On December 10, 2009, plaintiff Michelle, 41, was injured while handling the components of the
high frequency function of a multi-function spa treatment device called a Combo Quintet Unit. The high
frequency function of the device involves the use of a high frequency handle and a glass high frequency
electrode that is to be inserted into the handle.
Michelle, a licensed esthetician, was holding a high frequency electrode like a pencil as she inserted it into its handle when the electrode unexpectedly shattered. The broken glass severely cut her at the base of her right index finger, ultimately severing her radial digital nerve.
Silhouet-Tone, the manufacturer of the Combo Quintet Unit, designed the device to require the user
to use his or her bare hand to apply force to insert the glass high frequency electrode into the high
frequency handle. Michelle alleged claims of design defect, warning defect, and negligence against
the manufacturer of the spa treatment device.
Plaintiff contended that the device was defectively designed because it exposed users to avoidable
risks of harm related to the glass electrode breaking in the user's hand, particularly when inserting the
electrode into its handle with the required insertion force. There are safer alternative designs that would
require no force to insert the glass high frequency electrode into its handle to avoid the shattering of
the electrode during insertion. Plaintiff also alleged that Silhouet-Tone's instructions and warnings
regarding how to insert the high frequency electrode and the dangers associated with handling the device were inadequate. Silhouet-Tone's instructions provided that the user should never push in the electrode with the palm and that the user should hold the electrode by the thumb and index finger during insertion.
Plaintiff contended that the manufacturer failed to warn regarding the risk and associated dangers
of the high frequency electrode cracking, shattering, or degrading upon repeated or regular use; the
circumstances under which the high frequency electrode should be replaced; the need to inspect the high frequency electrodes for damage; the proper storage and handling of the electrode when not in use; and the use of a glove when inserting the electrode into the high frequency handle to protect against injury in case of glass shattering.

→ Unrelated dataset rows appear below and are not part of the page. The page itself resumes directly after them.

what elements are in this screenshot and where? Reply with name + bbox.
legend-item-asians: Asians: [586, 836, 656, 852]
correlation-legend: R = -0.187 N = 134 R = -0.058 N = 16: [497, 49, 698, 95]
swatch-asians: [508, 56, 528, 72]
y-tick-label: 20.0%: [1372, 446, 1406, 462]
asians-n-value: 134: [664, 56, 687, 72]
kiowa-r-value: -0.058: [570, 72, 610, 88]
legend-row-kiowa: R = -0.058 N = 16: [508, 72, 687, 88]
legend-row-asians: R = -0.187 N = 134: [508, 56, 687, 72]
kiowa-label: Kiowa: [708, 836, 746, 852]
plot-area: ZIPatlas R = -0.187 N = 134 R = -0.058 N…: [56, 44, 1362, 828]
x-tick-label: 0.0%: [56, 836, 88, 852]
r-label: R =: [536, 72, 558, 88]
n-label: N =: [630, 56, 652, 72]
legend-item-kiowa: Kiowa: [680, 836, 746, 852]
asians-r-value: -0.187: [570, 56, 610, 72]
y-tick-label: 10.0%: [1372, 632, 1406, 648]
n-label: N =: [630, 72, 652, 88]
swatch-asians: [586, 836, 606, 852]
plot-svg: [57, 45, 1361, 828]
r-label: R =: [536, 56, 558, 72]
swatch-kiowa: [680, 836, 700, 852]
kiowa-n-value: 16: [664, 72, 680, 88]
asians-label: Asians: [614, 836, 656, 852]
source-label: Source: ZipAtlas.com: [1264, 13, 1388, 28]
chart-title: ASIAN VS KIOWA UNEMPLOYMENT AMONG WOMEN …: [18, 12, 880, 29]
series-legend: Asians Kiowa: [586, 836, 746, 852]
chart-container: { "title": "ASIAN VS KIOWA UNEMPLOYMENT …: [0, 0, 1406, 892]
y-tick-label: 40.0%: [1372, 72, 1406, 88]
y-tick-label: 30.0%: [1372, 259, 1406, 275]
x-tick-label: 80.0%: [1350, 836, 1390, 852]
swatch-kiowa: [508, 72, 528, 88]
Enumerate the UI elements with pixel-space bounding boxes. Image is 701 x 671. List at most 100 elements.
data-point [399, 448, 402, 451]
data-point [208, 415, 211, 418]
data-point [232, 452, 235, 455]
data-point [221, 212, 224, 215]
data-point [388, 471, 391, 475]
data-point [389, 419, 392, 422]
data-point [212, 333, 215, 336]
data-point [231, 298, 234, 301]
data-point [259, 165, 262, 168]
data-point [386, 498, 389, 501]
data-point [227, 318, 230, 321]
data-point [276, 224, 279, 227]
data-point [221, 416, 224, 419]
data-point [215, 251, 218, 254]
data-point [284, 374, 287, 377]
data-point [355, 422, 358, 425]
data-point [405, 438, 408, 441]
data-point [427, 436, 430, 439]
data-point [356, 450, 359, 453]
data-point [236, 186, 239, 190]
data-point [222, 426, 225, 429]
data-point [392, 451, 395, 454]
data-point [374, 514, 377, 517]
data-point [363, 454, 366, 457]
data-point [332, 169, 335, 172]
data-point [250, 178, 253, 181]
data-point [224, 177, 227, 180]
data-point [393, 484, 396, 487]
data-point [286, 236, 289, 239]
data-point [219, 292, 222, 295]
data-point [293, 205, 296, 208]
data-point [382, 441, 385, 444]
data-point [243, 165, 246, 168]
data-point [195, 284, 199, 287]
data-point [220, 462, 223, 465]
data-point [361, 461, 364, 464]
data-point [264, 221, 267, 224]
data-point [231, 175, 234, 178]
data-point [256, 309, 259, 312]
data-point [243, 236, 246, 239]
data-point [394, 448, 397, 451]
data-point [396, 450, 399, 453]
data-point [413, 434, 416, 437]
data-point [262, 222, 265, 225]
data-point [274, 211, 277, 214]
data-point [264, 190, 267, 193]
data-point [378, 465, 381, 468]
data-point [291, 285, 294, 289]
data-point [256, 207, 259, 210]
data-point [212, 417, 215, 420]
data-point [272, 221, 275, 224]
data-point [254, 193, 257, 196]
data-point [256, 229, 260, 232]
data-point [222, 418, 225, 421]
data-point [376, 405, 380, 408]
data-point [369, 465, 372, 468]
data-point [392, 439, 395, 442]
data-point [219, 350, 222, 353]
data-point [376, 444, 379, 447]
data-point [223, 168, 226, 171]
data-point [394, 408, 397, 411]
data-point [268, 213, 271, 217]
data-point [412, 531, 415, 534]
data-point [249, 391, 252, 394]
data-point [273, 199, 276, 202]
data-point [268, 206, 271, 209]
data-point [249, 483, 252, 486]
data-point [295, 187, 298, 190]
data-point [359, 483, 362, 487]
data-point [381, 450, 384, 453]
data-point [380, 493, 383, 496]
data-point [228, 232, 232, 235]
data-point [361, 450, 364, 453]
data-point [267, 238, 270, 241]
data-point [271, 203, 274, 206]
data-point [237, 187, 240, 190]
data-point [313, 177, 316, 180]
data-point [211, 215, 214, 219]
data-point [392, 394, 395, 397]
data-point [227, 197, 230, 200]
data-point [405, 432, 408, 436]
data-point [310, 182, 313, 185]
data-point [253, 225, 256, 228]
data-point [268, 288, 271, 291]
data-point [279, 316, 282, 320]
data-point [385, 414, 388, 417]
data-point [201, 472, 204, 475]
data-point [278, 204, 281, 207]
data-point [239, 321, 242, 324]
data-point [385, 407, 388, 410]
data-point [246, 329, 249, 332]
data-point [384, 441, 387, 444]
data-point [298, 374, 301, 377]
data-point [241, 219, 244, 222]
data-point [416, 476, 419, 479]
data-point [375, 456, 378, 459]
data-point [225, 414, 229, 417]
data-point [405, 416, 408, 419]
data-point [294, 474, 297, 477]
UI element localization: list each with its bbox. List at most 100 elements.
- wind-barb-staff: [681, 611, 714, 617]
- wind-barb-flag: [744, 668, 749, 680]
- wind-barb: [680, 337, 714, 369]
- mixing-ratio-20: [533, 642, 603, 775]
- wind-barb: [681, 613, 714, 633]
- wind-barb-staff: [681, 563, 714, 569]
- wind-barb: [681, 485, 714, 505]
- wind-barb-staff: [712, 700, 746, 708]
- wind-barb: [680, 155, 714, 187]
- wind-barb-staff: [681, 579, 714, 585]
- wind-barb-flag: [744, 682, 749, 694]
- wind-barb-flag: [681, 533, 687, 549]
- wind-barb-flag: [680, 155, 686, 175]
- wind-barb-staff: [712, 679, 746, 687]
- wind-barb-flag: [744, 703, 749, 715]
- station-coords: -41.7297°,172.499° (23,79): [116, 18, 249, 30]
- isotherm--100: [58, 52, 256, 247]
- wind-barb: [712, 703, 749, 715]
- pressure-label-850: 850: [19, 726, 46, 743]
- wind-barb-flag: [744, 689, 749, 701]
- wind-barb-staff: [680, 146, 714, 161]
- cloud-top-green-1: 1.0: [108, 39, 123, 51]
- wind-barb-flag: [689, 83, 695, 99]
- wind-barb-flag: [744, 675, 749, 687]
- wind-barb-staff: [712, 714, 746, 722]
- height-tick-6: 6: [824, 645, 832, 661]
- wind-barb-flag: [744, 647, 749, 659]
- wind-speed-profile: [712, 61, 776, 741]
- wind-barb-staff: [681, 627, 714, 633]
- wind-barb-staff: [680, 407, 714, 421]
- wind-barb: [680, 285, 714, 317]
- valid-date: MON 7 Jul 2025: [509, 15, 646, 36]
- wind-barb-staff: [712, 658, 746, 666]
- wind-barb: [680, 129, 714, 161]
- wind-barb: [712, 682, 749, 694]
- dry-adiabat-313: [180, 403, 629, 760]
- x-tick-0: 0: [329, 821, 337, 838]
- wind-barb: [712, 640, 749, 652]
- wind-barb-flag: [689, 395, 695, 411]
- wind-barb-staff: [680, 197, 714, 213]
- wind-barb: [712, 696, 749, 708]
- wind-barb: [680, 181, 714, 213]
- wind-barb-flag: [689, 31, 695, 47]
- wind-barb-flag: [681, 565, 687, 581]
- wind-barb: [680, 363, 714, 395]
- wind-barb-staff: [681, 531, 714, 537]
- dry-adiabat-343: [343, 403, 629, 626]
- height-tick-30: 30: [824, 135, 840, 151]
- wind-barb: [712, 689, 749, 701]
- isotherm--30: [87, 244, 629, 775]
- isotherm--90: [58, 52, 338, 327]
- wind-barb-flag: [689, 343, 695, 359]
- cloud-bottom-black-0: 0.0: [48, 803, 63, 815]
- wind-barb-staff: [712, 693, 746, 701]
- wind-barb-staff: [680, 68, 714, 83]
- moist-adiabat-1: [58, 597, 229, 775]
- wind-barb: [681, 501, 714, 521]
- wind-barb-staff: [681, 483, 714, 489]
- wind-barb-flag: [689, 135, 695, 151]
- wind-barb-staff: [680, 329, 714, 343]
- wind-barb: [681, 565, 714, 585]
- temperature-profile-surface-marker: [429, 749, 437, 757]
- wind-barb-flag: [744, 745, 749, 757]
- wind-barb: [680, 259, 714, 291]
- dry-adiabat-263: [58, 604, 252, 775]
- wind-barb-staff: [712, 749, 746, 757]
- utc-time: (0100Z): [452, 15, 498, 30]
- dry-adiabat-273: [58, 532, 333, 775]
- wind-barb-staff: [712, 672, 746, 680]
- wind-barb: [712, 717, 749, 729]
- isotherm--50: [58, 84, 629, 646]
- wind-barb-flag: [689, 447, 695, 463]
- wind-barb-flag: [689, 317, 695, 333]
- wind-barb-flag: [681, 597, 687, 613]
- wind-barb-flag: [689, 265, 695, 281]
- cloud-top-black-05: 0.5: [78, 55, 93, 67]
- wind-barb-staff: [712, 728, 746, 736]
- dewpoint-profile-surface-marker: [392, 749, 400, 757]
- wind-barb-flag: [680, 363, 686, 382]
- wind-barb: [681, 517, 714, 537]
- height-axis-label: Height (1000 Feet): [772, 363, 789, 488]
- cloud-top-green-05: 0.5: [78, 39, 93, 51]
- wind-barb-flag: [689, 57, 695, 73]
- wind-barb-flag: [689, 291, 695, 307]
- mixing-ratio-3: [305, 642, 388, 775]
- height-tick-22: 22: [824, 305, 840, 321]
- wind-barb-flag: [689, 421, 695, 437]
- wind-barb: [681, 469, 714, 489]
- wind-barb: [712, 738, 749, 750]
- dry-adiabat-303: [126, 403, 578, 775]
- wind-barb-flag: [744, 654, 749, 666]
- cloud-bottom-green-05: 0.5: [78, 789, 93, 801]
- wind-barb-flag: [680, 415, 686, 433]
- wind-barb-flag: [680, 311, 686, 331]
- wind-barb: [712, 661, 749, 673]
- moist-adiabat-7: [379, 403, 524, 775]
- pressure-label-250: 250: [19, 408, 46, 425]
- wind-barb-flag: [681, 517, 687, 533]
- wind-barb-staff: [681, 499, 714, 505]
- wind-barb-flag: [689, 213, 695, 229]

Silhouet-Tone claimed that Michelle was not following the directions in the product's instruction
manual when she was injured. Silhouet-Tone disputed Michelle's future medical expenses, lost
earnings, and household services.
In December 2009, Michelle underwent a surgery to repair the severed nerve in her finger and to
remove a neuroma. In April 2010, Michelle was diagnosed with complex regional pain syndrome
("CRPS") which affects the area of her right dominant hand along the base of her middle finger, through
the base of her thumb, and continuing towards her wrist. She also developed a right index finger
contracture (also known as a "trigger finger") in which her finger remains in a permanent flexed position.
Her medical treatment has primarily involved stellate ganglion blocks and pain medication.
Michelle has reached stage three of CRPS where the condition has become a permanent condition
and is impossible to cure. The pain coupled with the finger contracture of her dominant hand have
substantially reduced her ability to use her right upper extremity for both one-handed and two-handed
activities. Michelle is now required to rely on assistance from others for certain activities and
to modify several household activities and activities of daily living, which has resulted in left upper
extremity overuse syndrome. Michelle's future medical care is expected to include ongoing stellate
ganglion blocks or a spinal cord stimulator, pain medication, and physical therapy. Michelle claimed
that she would not be employable in the future due to her pain and injuries.
Michelle claimed damages of past medical expenses of $121,000, future medical expenses of
$1,510,362 to $1,959,555, past loss of household services of $115,000, and future loss of household
services of $1,062,466. Past and future lost earnings of up to $1,633,926 were also demanded. The
plaintiff also sought damages for pain and suffering. The case settled before trial in the amount of $4,753,000.